General Football Philosophy Part I

I am often confronted about football philosophy, specifically between different schools of thoughts that surround offense, defense, and the whole team philosophy in general. I will discuss the extremes of the philosophies and try to avoid the standard "create a balance of both" position. On the offensive side, the debate centers on ball control vs passing. And on defense the battle is on Safe/read and react defense focused on not giving up the big play vs aggressive defenses can be at time greedy about giving up anything, not worried as much about big plays.

As a coach what side of the debates do you lean more towards? No one is 50/50. We all have a preference. Why do some coaches lean one way more than the other. Lets talk offense first.


The ball control school, wants to establish the run and control the clock. Shortening the game, keeps scores low, and creating chances to compete against more opponents. UT last two opponents are examples of this. Nebraska tried to play behind a good defense with ball control offense, and eventually lost on a last minute field goal in a 13-12 game. Many people thought Nebraska had no chance. The strong defense coupled with an offense that shortened the game gave Nebraska a chance many argue. The National Champion Alabama Crimson Tide ran for 205 yards and passed for a measly 58 yards, and won the national championship by 37-21. They stuck to this run first conservative philosophy that put the game in each team's defense's hands. Alabama was the better team going in, this philosophy seems to have allowed an over-matched team (Nebraska) and a favored-team (Alabama) to use a run-first offense as an optimal strategy vs Texas. Optimal vs Texas whom had the #1 Run Defense in FBS.

On the other hand you have passing teams like SMU that destroyed the #1 running team in football with a heavy passing game. Even Bill Walsh has been quoted saying that establishing the run (in my view) is overrated. The best passing down for him, are 1st down. Gus M. From Auburn made a living breaking the mold as well.

What is the best system? Its hard to tell. I equate it to poker. In poker you can play tight-Aggressive or Loose-Aggressive. Some people like to control the game of poker so the cards can do their work, and some like to play so their card reading can do their work. The difference of the preference in poker is skills.
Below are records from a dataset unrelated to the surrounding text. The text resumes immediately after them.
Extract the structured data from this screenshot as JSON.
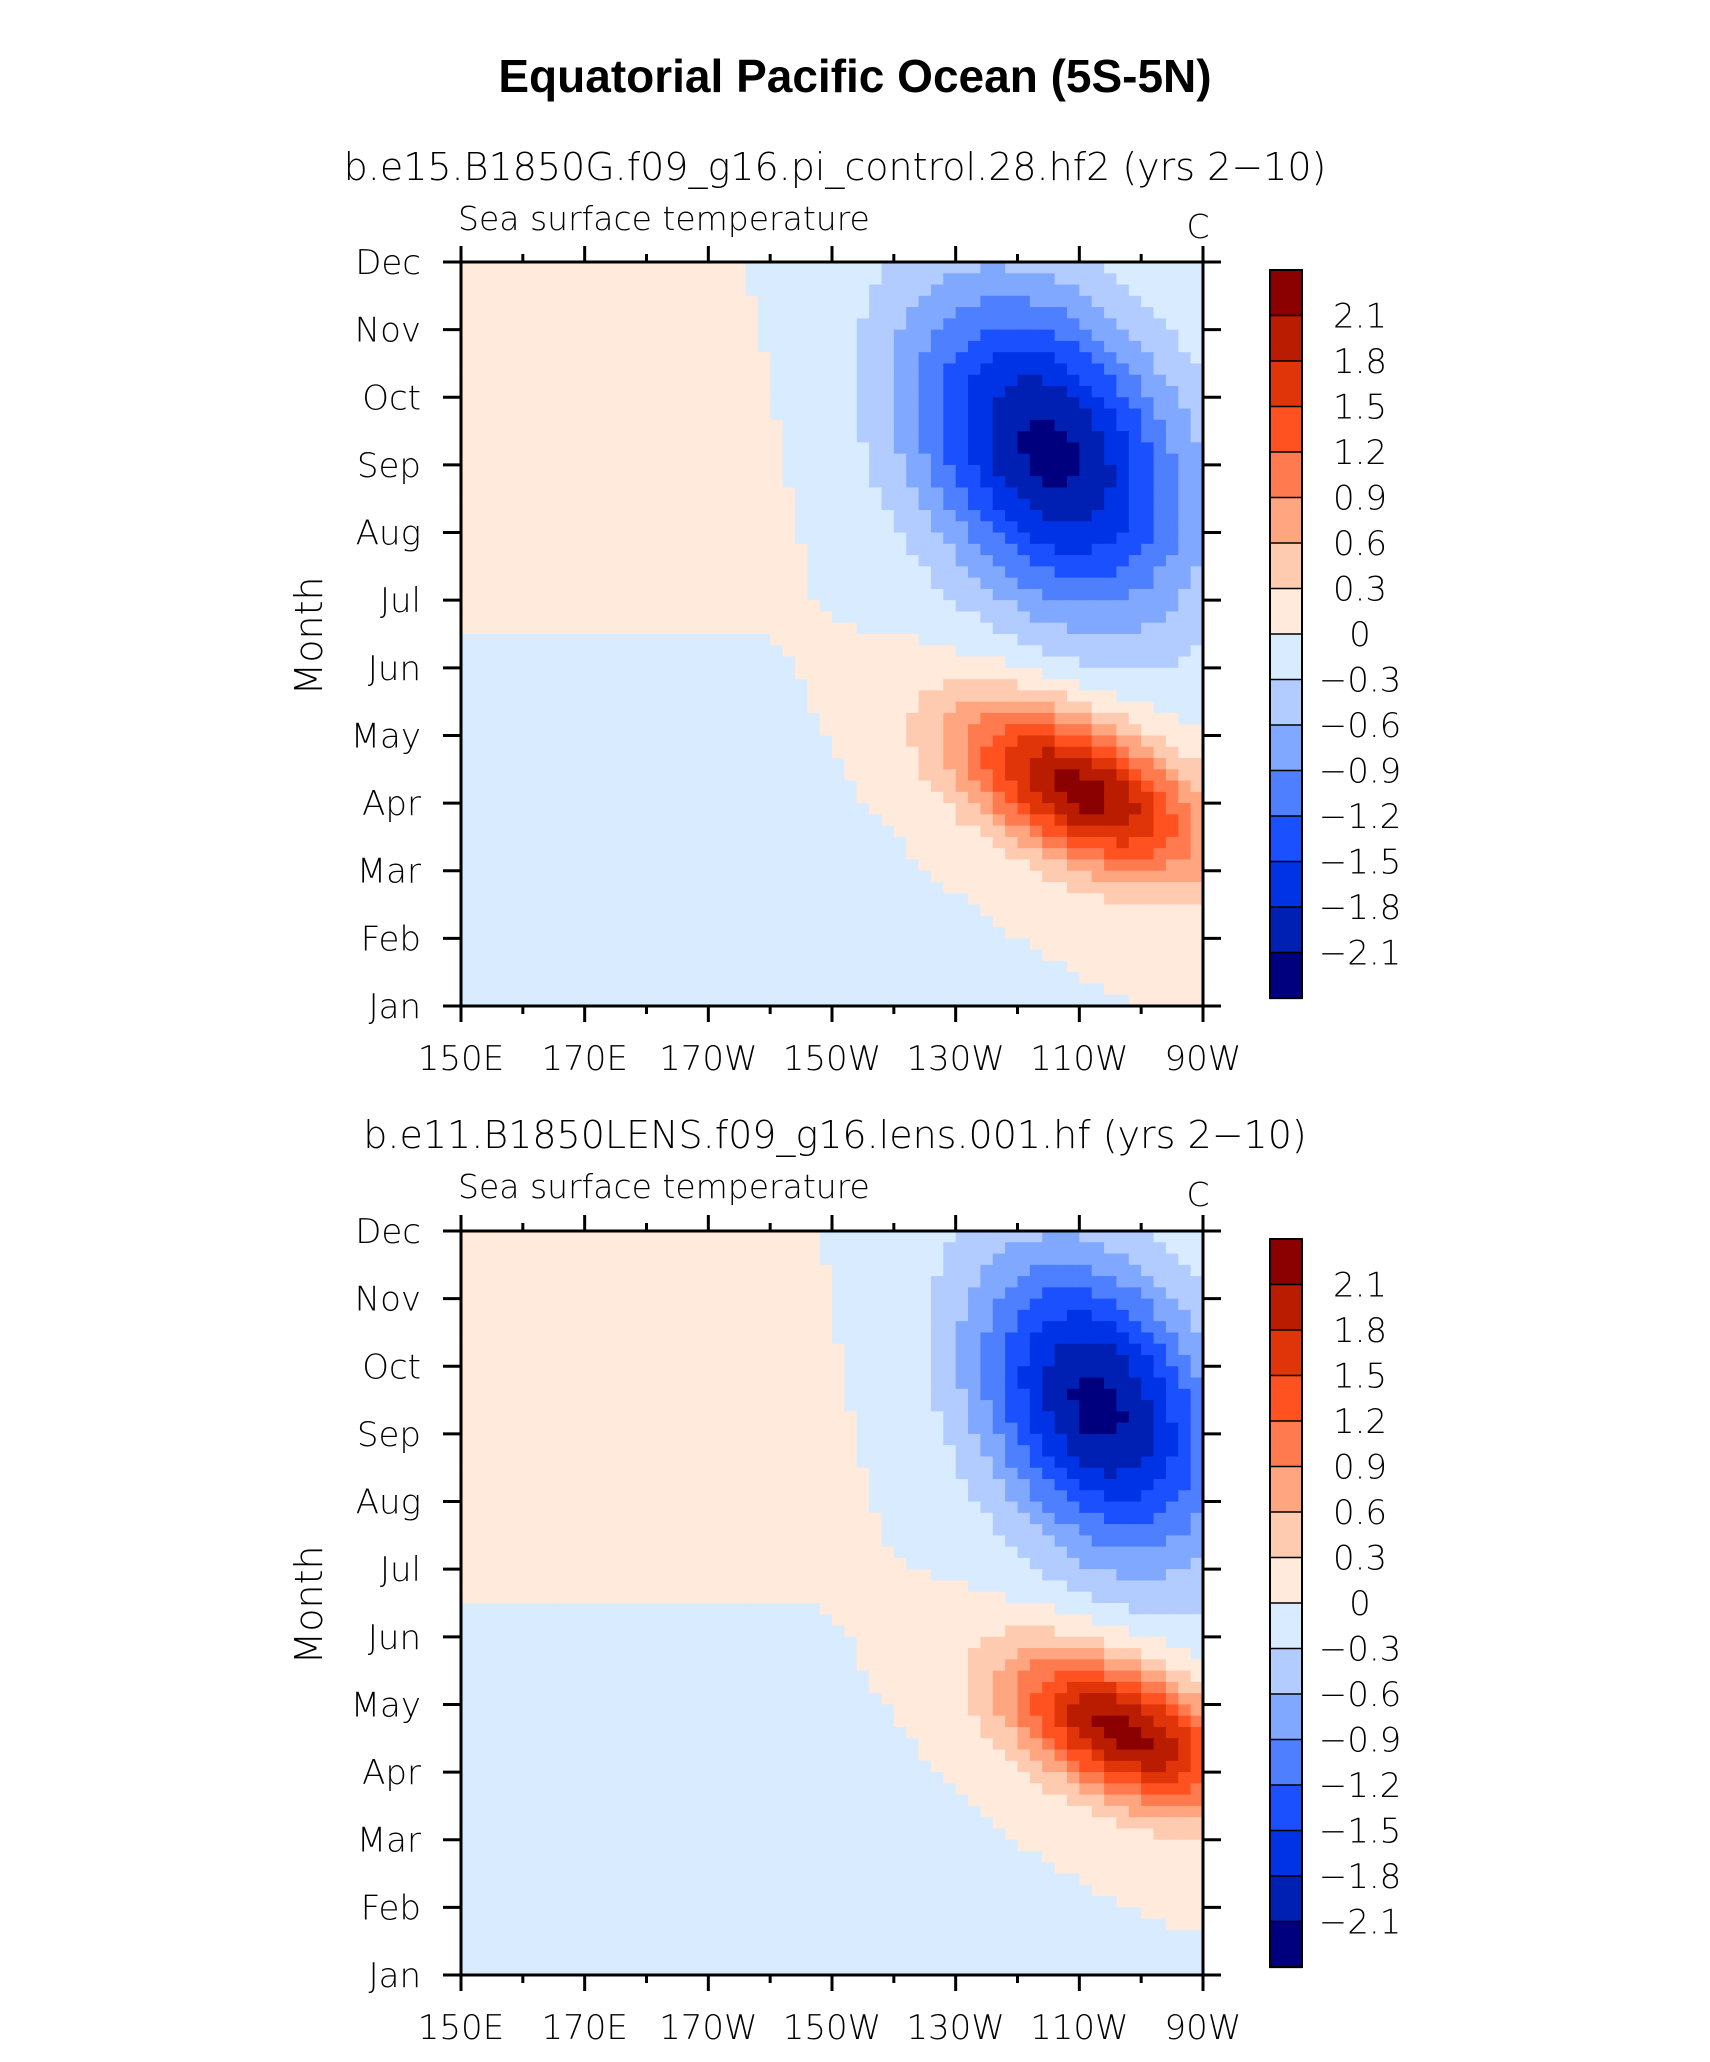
{
  "title": "Equatorial Pacific Ocean (5S-5N)",
  "colors": {
    "levels": [
      "#00007f",
      "#0020b4",
      "#0032e6",
      "#1a50ff",
      "#4d7fff",
      "#80a8ff",
      "#b3ccff",
      "#d9ebff",
      "#ffeadb",
      "#ffcbb0",
      "#ffa680",
      "#ff7a4f",
      "#ff5220",
      "#e03509",
      "#b91c00",
      "#8b0000"
    ]
  },
  "chart_data": [
    {
      "type": "contour",
      "title": "b.e15.B1850G.f09_g16.pi_control.28.hf2 (yrs 2−10)",
      "left_label": "Sea surface temperature",
      "units": "C",
      "xlabel": "",
      "ylabel": "Month",
      "x_ticks": [
        "150E",
        "170E",
        "170W",
        "150W",
        "130W",
        "110W",
        "90W"
      ],
      "x_range_deg_east": [
        150,
        270
      ],
      "y_ticks": [
        "Jan",
        "Feb",
        "Mar",
        "Apr",
        "May",
        "Jun",
        "Jul",
        "Aug",
        "Sep",
        "Oct",
        "Nov",
        "Dec"
      ],
      "colorbar_labels": [
        "2.1",
        "1.8",
        "1.5",
        "1.2",
        "0.9",
        "0.6",
        "0.3",
        "0",
        "−0.3",
        "−0.6",
        "−0.9",
        "−1.2",
        "−1.5",
        "−1.8",
        "−2.1"
      ],
      "contour_levels": [
        -2.1,
        -1.8,
        -1.5,
        -1.2,
        -0.9,
        -0.6,
        -0.3,
        0,
        0.3,
        0.6,
        0.9,
        1.2,
        1.5,
        1.8,
        2.1
      ],
      "field": {
        "positive_peak": {
          "value": 2.25,
          "lon": 250,
          "month": 3.2,
          "lon_spread": 14,
          "month_spread": 0.75,
          "tilt_months_per_deg": -0.0333
        },
        "negative_peak": {
          "value": -2.2,
          "lon": 245,
          "month": 8.2,
          "lon_spread": 16,
          "month_spread": 1.6,
          "tilt_months_per_deg": -0.035
        },
        "west_amplitude": 0.3
      }
    },
    {
      "type": "contour",
      "title": "b.e11.B1850LENS.f09_g16.lens.001.hf (yrs 2−10)",
      "left_label": "Sea surface temperature",
      "units": "C",
      "xlabel": "",
      "ylabel": "Month",
      "x_ticks": [
        "150E",
        "170E",
        "170W",
        "150W",
        "130W",
        "110W",
        "90W"
      ],
      "x_range_deg_east": [
        150,
        270
      ],
      "y_ticks": [
        "Jan",
        "Feb",
        "Mar",
        "Apr",
        "May",
        "Jun",
        "Jul",
        "Aug",
        "Sep",
        "Oct",
        "Nov",
        "Dec"
      ],
      "colorbar_labels": [
        "2.1",
        "1.8",
        "1.5",
        "1.2",
        "0.9",
        "0.6",
        "0.3",
        "0",
        "−0.3",
        "−0.6",
        "−0.9",
        "−1.2",
        "−1.5",
        "−1.8",
        "−2.1"
      ],
      "contour_levels": [
        -2.1,
        -1.8,
        -1.5,
        -1.2,
        -0.9,
        -0.6,
        -0.3,
        0,
        0.3,
        0.6,
        0.9,
        1.2,
        1.5,
        1.8,
        2.1
      ],
      "field": {
        "positive_peak": {
          "value": 2.25,
          "lon": 257,
          "month": 3.6,
          "lon_spread": 13,
          "month_spread": 0.7,
          "tilt_months_per_deg": -0.032
        },
        "negative_peak": {
          "value": -2.2,
          "lon": 253,
          "month": 8.4,
          "lon_spread": 14,
          "month_spread": 1.5,
          "tilt_months_per_deg": -0.035
        },
        "west_amplitude": 0.3
      }
    }
  ]
}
As a coach, if you can call great and anticipate the offense you can call more agressively. On the other hand, if you are behind in this respect you can play more base and rely on your players and your "technique coaching" to get you through the game.

More will come on this subject, I am not advocating one method or the other, just starting thought on this philisophical debate.


  1. Coaching in high school, I think you have to change your philosophy based on your players since we can't recruit. Not abandoning the entire idea of a philosophy, just that if you are an I formation guy you should be ready to be a single back I guy if you get 3 solid targets with a weak TE...that's why I always wonder how option coaches ALWAYS make the option their staple. You need 2 SOLID runners, one being the QB (who should be able to throw)..thoughts?

  2. Option guys make a living off of thier execution, and the misexecution of their opponents. I agree philosophy may need to change depending on your athletes. However, if you put together a great system, you can get away with forming your athletes to the system. I have seen teams with mediorce talent produce excellent numbers from spread offenses. Also, I have seen really poorly talented teams run 4-2-5 defenses and have great success. To me the challenge is getting players and assistant coaches to buy into the system you believe in.